ROANOKE TIMES

                         Roanoke Times
                 Copyright (c) 1995, Landmark Communications, Inc.

DATE: WEDNESDAY, September 6, 1995                   TAG: 9509060075
SECTION: VIRGINIA                    PAGE: C-3   EDITION: METRO 
SOURCE: LAURENCE HAMMACK STAFF WRITER
DATELINE:                                 LENGTH: Medium


ROANOKE YOUTH, 14, INDICTED UNDER NEW JUVENILE-OFFENDER LAW

Davon Antonio Anderson, accused Tuesday in connection with attacks on two men in Old Southwest, is the first 14-year-old to be indicted as an adult in Roanoke under a new law cracking down on juvenile crime.

A grand jury indicted Anderson on charges of aggravated malicious wounding in connection with the May 3 attack on Roger Boothe, who was beaten to the ground and stomped in the head outside a Mountain Avenue convenience store.

The beating left Boothe in a coma for several weeks, and prosecutors say the 39-year-old suffered head injuries that likely will leave him permanently disabled.

Another teen-ager, 17-year-old Leo A. Harper, also was indicted Tuesday in the attack on Boothe.

The two youths also were indicted in connection with an attack several hours earlier in which another Old Southwest Roanoke resident was beaten in the head with a metal pipe after he answered a knock on his door.
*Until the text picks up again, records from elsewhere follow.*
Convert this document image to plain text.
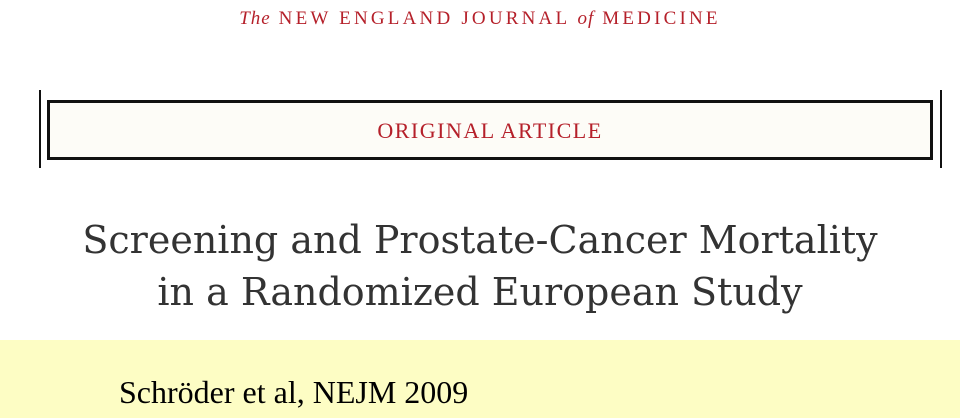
The NEW ENGLAND JOURNAL of MEDICINE
ORIGINAL ARTICLE
Screening and Prostate-Cancer Mortality
in a Randomized European Study
Schröder et al, NEJM 2009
Taking advantage of a new law that lowers the minimum age at which a juvenile can be tried as an adult from 15 to 14, Assistant Commonwealth's Attorney Wanda DeWease had asked that Anderson's case be transferred to Circuit Court for an adult trial.

A judge in Juvenile and Domestic Relations Court ruled in June that Anderson and Harper should be treated as juveniles, but a circuit judge reversed the decision after prosecutors appealed.
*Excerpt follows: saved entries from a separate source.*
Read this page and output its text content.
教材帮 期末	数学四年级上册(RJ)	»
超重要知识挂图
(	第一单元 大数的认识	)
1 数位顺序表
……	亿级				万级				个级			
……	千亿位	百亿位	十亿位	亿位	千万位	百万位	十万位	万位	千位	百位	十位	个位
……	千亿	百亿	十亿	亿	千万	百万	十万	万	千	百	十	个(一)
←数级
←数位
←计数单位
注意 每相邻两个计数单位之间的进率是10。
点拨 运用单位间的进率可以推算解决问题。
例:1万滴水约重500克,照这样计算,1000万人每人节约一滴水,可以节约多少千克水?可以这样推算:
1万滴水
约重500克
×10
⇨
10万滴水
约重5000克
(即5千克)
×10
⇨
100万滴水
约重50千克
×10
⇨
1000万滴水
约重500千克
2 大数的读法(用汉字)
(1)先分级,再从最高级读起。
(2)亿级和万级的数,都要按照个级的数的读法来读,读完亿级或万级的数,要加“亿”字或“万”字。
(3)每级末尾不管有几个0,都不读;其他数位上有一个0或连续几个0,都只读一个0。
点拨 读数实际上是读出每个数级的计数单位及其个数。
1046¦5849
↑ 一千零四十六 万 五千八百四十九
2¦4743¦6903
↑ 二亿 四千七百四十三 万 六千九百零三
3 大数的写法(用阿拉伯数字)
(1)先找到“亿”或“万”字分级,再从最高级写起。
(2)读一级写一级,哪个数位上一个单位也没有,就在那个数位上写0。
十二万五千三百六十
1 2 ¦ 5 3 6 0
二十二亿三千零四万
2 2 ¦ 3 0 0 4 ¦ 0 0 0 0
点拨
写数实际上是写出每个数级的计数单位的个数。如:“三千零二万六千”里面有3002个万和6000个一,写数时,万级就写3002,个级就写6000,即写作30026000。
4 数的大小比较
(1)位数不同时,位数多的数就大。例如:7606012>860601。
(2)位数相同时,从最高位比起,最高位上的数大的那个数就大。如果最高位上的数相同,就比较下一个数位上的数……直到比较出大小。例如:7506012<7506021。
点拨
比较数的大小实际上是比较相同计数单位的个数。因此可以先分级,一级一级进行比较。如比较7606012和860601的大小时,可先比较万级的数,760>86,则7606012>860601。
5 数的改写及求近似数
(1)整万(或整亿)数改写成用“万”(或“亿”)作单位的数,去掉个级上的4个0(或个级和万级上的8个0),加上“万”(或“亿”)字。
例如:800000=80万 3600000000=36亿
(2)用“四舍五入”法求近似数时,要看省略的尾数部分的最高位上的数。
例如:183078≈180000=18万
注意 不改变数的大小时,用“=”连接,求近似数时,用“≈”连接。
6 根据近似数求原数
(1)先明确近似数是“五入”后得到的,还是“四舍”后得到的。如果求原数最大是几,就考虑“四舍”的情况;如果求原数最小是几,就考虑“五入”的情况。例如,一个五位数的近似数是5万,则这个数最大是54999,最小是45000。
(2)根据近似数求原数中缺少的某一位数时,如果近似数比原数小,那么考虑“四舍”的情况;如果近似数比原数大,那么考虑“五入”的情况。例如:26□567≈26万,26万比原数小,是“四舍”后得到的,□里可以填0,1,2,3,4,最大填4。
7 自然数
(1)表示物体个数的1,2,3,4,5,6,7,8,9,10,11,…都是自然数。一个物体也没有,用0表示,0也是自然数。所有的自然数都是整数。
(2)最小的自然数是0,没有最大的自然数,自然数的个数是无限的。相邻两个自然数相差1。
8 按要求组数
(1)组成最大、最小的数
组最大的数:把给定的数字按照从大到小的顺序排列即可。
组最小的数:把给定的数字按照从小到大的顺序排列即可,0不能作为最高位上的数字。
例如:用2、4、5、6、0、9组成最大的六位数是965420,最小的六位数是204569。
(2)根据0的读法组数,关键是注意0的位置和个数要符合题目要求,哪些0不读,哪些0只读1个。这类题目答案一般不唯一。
Anderson is the first 14-year-old in Roanoke to be indicted under the new law, and one of only a handful statewide.

The law lowering the minimum age for juveniles to be tried as adults was enacted last year by the General Assembly when legislators were being asked to take more punitive steps in dealing with a juvenile crime problem that some say is growing out of control.